- Theatrical release poster
- Directed by: John Paul Raj Sham Surya
- Produced by: JPR Stalin
- Starring: Harbhajan Singh Arjun Losliya Mariyanesan
- Cinematography: C. Santha Kumar
- Edited by: Deepak S Dwaraknath
- Music by: D. M. Udhayakumar
- Production companies: Seantoaa Films Cinemass Studio
- Release date: 17 September 2021;
- Country: India
- Language: Tamil

= Friendship (2021 film) =

2021 film directed by John Paul Raj and Sham Surya

Friendship is a 2021 Indian Tamil-language film directed by John Paul Raj and Sham Surya. A remake of the 2018 Malayalam film Queen, it stars Harbhajan Singh and Losliya Mariyanesan with Arjun in extended cameo. The film marks the acting debuts of Harbhajan Singh and Losliya Mariyanesan, after the latter's stint at Bigg Boss Tamil. The music was composed by D. M. Udhayakumar with cinematography by C. Santha Kumar and editing by Deepak S. Dwarakanth. The film was released on 17 September 2021.

== Production ==
Principal photography began in March 2020. Harbhajan Singh was chosen to play the main lead role after becoming popular in the state of Tamil Nadu since playing for Chennai Super Kings (CSK) in the Indian Premier League. He often interacted with Tamil spectators while playing for CSK and apparently was offered the role to portray a college student from Punjab in the film. Sri Lankan news anchor Losliya Mariyanesan who rose to prominence after taking part in Bigg Boss Tamil 3 was signed on as the female lead role opposite Singh. In February 2020, Arjun signed on to play a role in the film, while Sathish was chosen to play the supporting role of the friend of Singh's character.

== Soundtrack ==
The soundtrack was composed by D. M. Udhayakumar. The first single, "Superstar Anthem" was released 3 July 2020, coinciding with Harbhajan Singh's birthday. It was revealed that the single was meant to be a tribute to actor Rajinikanth.

Track listing
| No. | Title | Lyrics | Singer(s) | Length |
|---|---|---|---|---|
| 1. | "Superstar Anthem" | Gowtham R | Silambarasan |  |
| 2. | "Friendship Folk" | Raja Gurusamy | Deva, Losliya |  |
| 3. | "Friendship Gaana" | Gana Achu | Gaana Achu |  |

== Critical reception ==
Sify wrote, "Friendship offers nothing new as it only follows the tried and tested format" and was a "one-time watch". Srinivasa Ramanujam of The Hindu wrote, "Friendship is a dreary watch that has little focus on any of its material.
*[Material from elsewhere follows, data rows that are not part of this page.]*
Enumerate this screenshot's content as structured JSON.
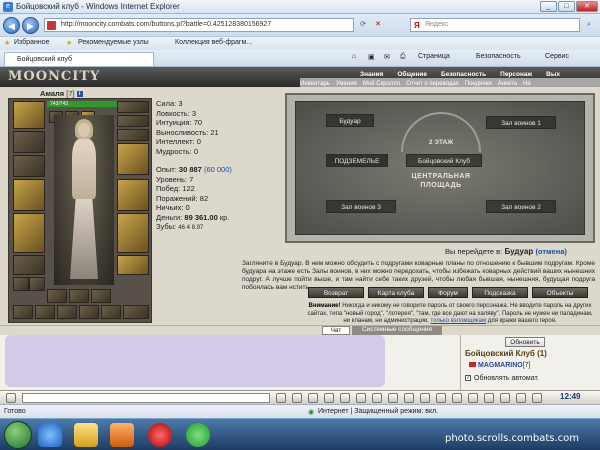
{
  "window": {
    "title": "Бойцовский клуб - Windows Internet Explorer",
    "url": "http://mooncity.combats.com/buttons.pl?battle=0.425128380156927",
    "search_placeholder": "Яндекс",
    "search_brand": "Я"
  },
  "favorites": {
    "favorites_label": "Избранное",
    "recommended": "Рекомендуемые узлы",
    "gallery": "Коллекция веб-фрагм..."
  },
  "tab": {
    "title": "Бойцовский клуб",
    "commands": [
      "Страница",
      "Безопасность",
      "Сервис"
    ]
  },
  "site": {
    "logo": "MOONCITY",
    "nav": [
      "Знания",
      "Общение",
      "Безопасность",
      "Персонаж",
      "Вых"
    ],
    "subnav": [
      "Инвентарь",
      "Умения",
      "Мой Скроллл",
      "Отчет о переводах",
      "Поединки",
      "Анкета",
      "На"
    ]
  },
  "character": {
    "name": "Амаля",
    "level": "[7]",
    "info_icon": "i",
    "hp": "743/743",
    "stats": [
      {
        "label": "Сила:",
        "value": "3"
      },
      {
        "label": "Ловкость:",
        "value": "3"
      },
      {
        "label": "Интуиция:",
        "value": "70"
      },
      {
        "label": "Выносливость:",
        "value": "21"
      },
      {
        "label": "Интеллект:",
        "value": "0"
      },
      {
        "label": "Мудрость:",
        "value": "0"
      }
    ],
    "exp_label": "Опыт:",
    "exp_value": "30 887",
    "exp_next": "(60 000)",
    "level_label": "Уровень:",
    "level_value": "7",
    "wins_label": "Побед:",
    "wins_value": "122",
    "losses_label": "Поражений:",
    "losses_value": "82",
    "draws_label": "Ничьих:",
    "draws_value": "0",
    "money_label": "Деньги:",
    "money_value": "89 361.00",
    "money_unit": "кр.",
    "teeth_label": "Зубы:",
    "teeth_value": "46 4 8.97"
  },
  "map": {
    "rooms": [
      "Будуар",
      "Зал воинов 1",
      "2 ЭТАЖ",
      "ПОДЗЕМЕЛЬЕ",
      "Бойцовский Клуб",
      "Зал воинов 3",
      "Зал воинов 2"
    ],
    "center": "ЦЕНТРАЛЬНАЯ ПЛОЩАДЬ",
    "goto_prefix": "Вы перейдете в:",
    "goto_target": "Будуар",
    "cancel": "(отмена)"
  },
  "description": "Загляните в Будуар. В нем можно обсудить с подругами коварные планы по отношению к бывшим подругам. Кроме будуара на этаже есть Залы воинов, в них можно передохать, чтобы избежать коварных действий ваших нынешних подруг. А лучше пойти выше, и там найти себе таких друзей, чтобы любая бывшая, нынешняя, будущая подруга побоялась вам нстить.",
  "buttons": [
    "Возврат",
    "Карта клуба",
    "Форум",
    "Подсказка",
    "Объекты"
  ],
  "warning": {
    "bold": "Внимание!",
    "text": "Никогда и никому не говорите пароль от своего персонажа. Не вводите пароль на других сайтах, типа \"новый город\", \"лотерея\", \"там, где все дают на халяву\". Пароль не нужен ни паладинам, ни кланам, ни администрации,",
    "link": "только взломщикам",
    "tail": "для кражи вашего героя."
  },
  "chat": {
    "tab_chat": "Чат",
    "tab_system": "Системные сообщения"
  },
  "online": {
    "refresh": "Обновить",
    "club": "Бойцовский Клуб (1)",
    "user": "MAGMARINO",
    "user_level": "[7]",
    "auto_refresh": "Обновлять автомат."
  },
  "toolbar": {
    "clock": "12:49"
  },
  "status": {
    "ready": "Готово",
    "zone": "Интернет | Защищенный режим: вкл."
  },
  "watermark": "photo.scrolls.combats.com"
}
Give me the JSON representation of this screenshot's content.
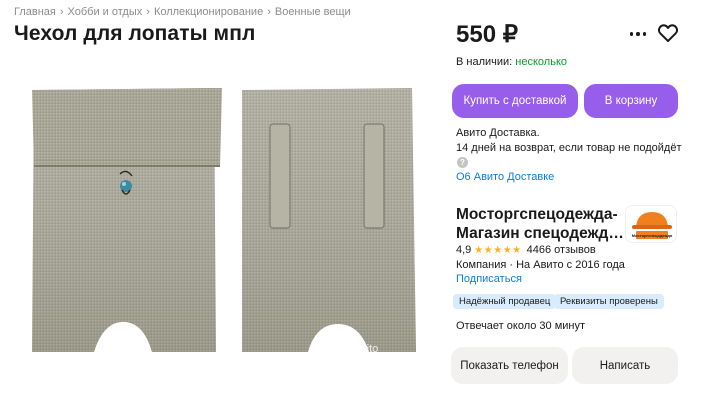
{
  "breadcrumb": [
    "Главная",
    "Хобби и отдых",
    "Коллекционирование",
    "Военные вещи"
  ],
  "title": "Чехол для лопаты мпл",
  "image": {
    "watermark": "Avito"
  },
  "price": "550 ₽",
  "actions": {
    "more_icon": "more-horizontal-icon",
    "favorite_icon": "heart-icon"
  },
  "availability": {
    "label": "В наличии:",
    "value": "несколько"
  },
  "buttons": {
    "buy_delivery": "Купить с доставкой",
    "add_cart": "В корзину",
    "show_phone": "Показать телефон",
    "write": "Написать"
  },
  "delivery": {
    "line1": "Авито Доставка.",
    "line2": "14 дней на возврат, если товар не подойдёт",
    "help_icon": "?",
    "link": "О6 Авито Доставке"
  },
  "seller": {
    "name_line1": "Мосторгспецодежда-",
    "name_line2": "Магазин спецодежда...",
    "logo_text": "Мосторгспецодежда",
    "rating": "4,9",
    "stars": "★★★★★",
    "reviews": "4466 отзывов",
    "company": "Компания · На Авито с 2016 года",
    "subscribe": "Подписаться",
    "badges": [
      "Надёжный продавец",
      "Реквизиты проверены"
    ],
    "response_time": "Отвечает около 30 минут"
  },
  "colors": {
    "accent": "#965eeb",
    "link": "#0a7ee2",
    "green": "#02a22e",
    "badge_bg": "#d9ecfe"
  }
}
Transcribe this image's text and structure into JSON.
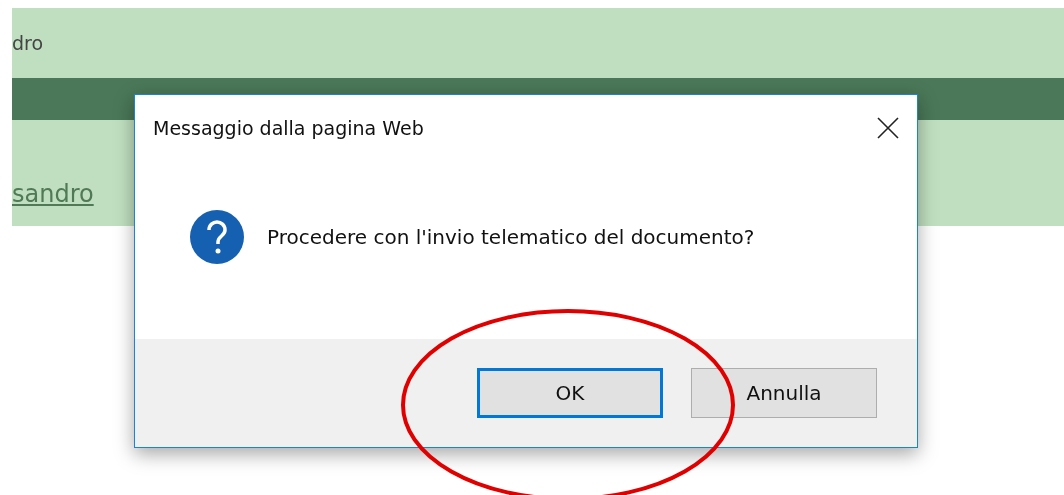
{
  "page": {
    "top_text": "dro",
    "link": "sandro"
  },
  "dialog": {
    "title": "Messaggio dalla pagina Web",
    "message": "Procedere con l'invio telematico del documento?",
    "buttons": [
      {
        "label": "OK",
        "default": true
      },
      {
        "label": "Annulla",
        "default": false
      }
    ]
  },
  "annotation": {
    "kind": "ellipse"
  }
}
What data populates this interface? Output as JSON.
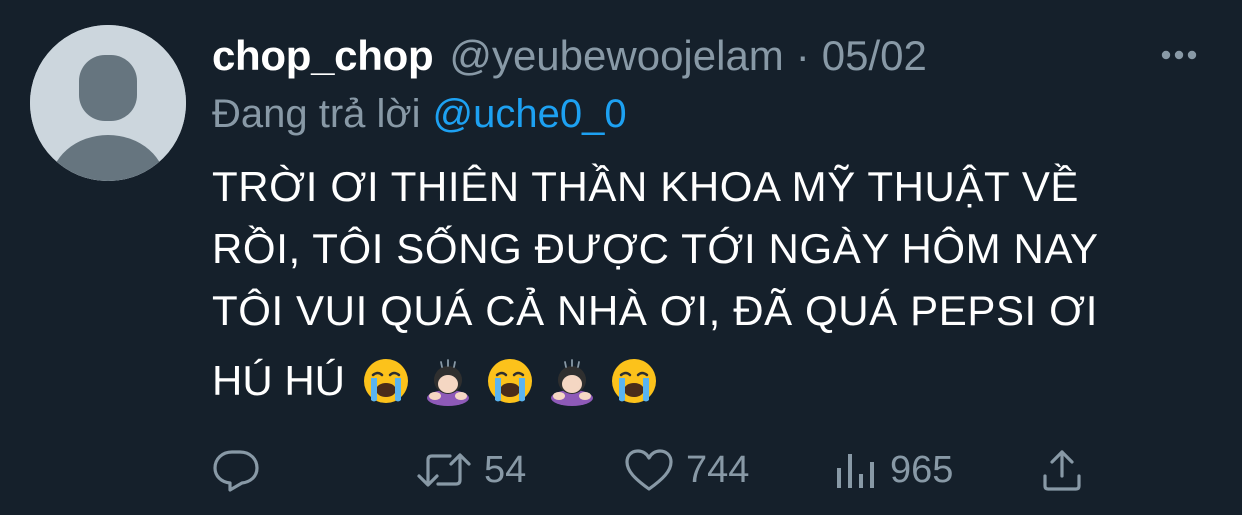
{
  "tweet": {
    "display_name": "chop_chop",
    "handle": "@yeubewoojelam",
    "separator": "·",
    "date": "05/02",
    "reply_prefix": "Đang trả lời",
    "reply_target": "@uche0_0",
    "text_lines": [
      "TRỜI ƠI THIÊN THẦN KHOA MỸ THUẬT VỀ",
      "RỒI, TÔI SỐNG ĐƯỢC TỚI NGÀY HÔM NAY",
      "TÔI VUI QUÁ CẢ NHÀ ƠI, ĐÃ QUÁ PEPSI ƠI",
      "HÚ HÚ"
    ],
    "emojis": [
      "crying-face",
      "bowing-woman",
      "crying-face",
      "bowing-woman",
      "crying-face"
    ]
  },
  "actions": {
    "reply_icon": "reply-icon",
    "retweet_icon": "retweet-icon",
    "retweet_count": "54",
    "like_icon": "heart-icon",
    "like_count": "744",
    "views_icon": "analytics-icon",
    "views_count": "965",
    "share_icon": "share-icon"
  },
  "colors": {
    "background": "#15202b",
    "text": "#ffffff",
    "secondary": "#8899a6",
    "link": "#1da1f2",
    "avatar_bg": "#ccd6dd",
    "avatar_fg": "#66757f"
  }
}
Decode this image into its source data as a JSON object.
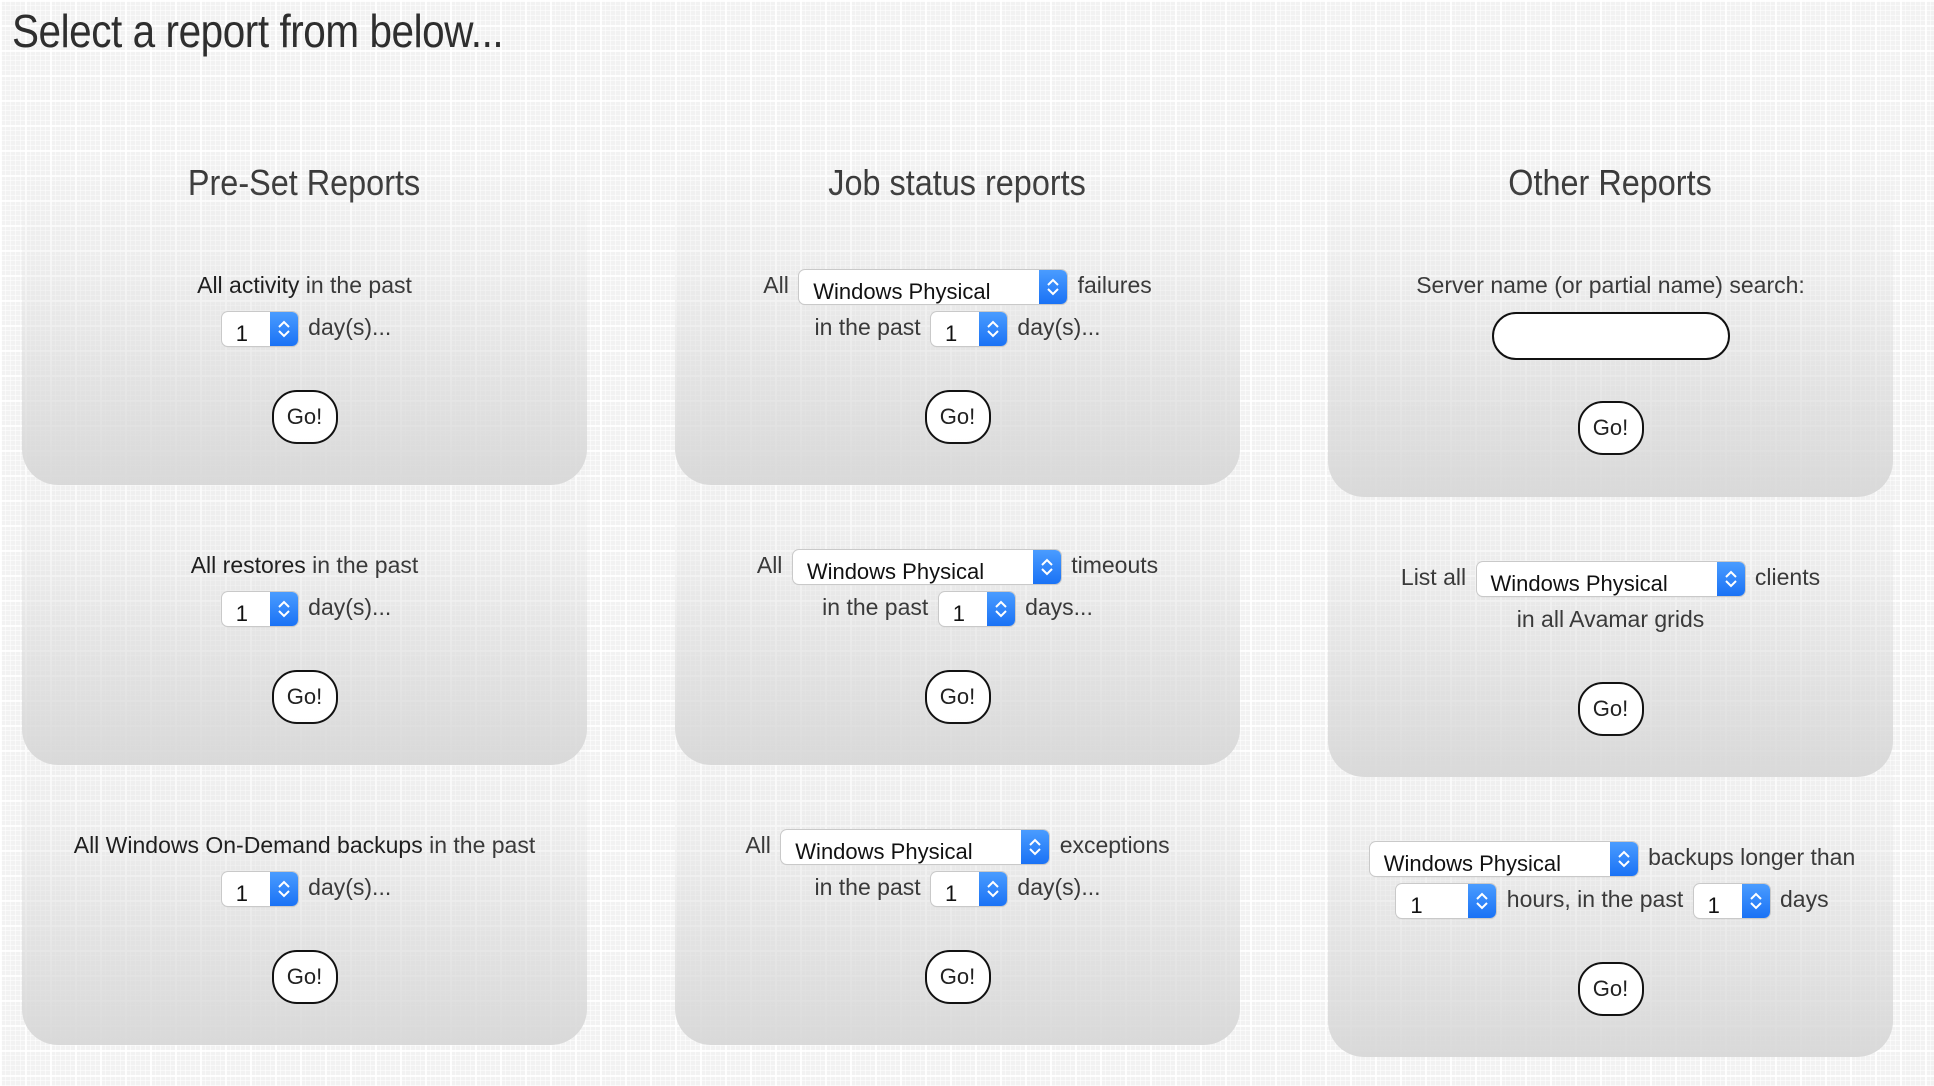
{
  "page": {
    "title": "Select a report from below..."
  },
  "columns": [
    {
      "heading": "Pre-Set Reports"
    },
    {
      "heading": "Job status reports"
    },
    {
      "heading": "Other Reports"
    }
  ],
  "common": {
    "go_label": "Go!"
  },
  "preset": {
    "activity": {
      "lead": "All activity",
      "tail": "in the past",
      "days_value": "1",
      "days_suffix": "day(s)..."
    },
    "restores": {
      "lead": "All restores",
      "tail": "in the past",
      "days_value": "1",
      "days_suffix": "day(s)..."
    },
    "ondemand": {
      "lead": "All Windows On-Demand backups",
      "tail": "in the past",
      "days_value": "1",
      "days_suffix": "day(s)..."
    }
  },
  "jobstatus": {
    "failures": {
      "prefix": "All",
      "type_value": "Windows Physical",
      "suffix": "failures",
      "past_label": "in the past",
      "days_value": "1",
      "days_suffix": "day(s)..."
    },
    "timeouts": {
      "prefix": "All",
      "type_value": "Windows Physical",
      "suffix": "timeouts",
      "past_label": "in the past",
      "days_value": "1",
      "days_suffix": "days..."
    },
    "exceptions": {
      "prefix": "All",
      "type_value": "Windows Physical",
      "suffix": "exceptions",
      "past_label": "in the past",
      "days_value": "1",
      "days_suffix": "day(s)..."
    }
  },
  "other": {
    "search": {
      "label": "Server name (or partial name) search:",
      "value": "",
      "placeholder": ""
    },
    "clients": {
      "prefix": "List all",
      "type_value": "Windows Physical",
      "suffix": "clients",
      "line2": "in all Avamar grids"
    },
    "long_backups": {
      "type_value": "Windows Physical",
      "suffix": "backups longer than",
      "hours_value": "1",
      "hours_suffix": "hours, in the past",
      "days_value": "1",
      "days_suffix": "days"
    }
  },
  "icons": {
    "select_arrow": "up-down-chevron-icon"
  },
  "colors": {
    "select_accent": "#1a72f5",
    "card_bottom": "#d6d6d6",
    "text": "#2b2b2b"
  }
}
The only clever aspect about the sequences, directed by John Paul Raj and Sham Surya, is that they mostly place Harbhajan among a group of friends and do not get him to talk often", commenting on Singh's poor lip synching. M. Suganth of The Times of India wrote, "For much of its running time, Friendship feels like a checklist of movies set in a college". Thinkal Menon of OTTPlay wrote, "The technical aspects aren't bad, but with a weak screenplay, there is only little which cinematography and background score can enhance".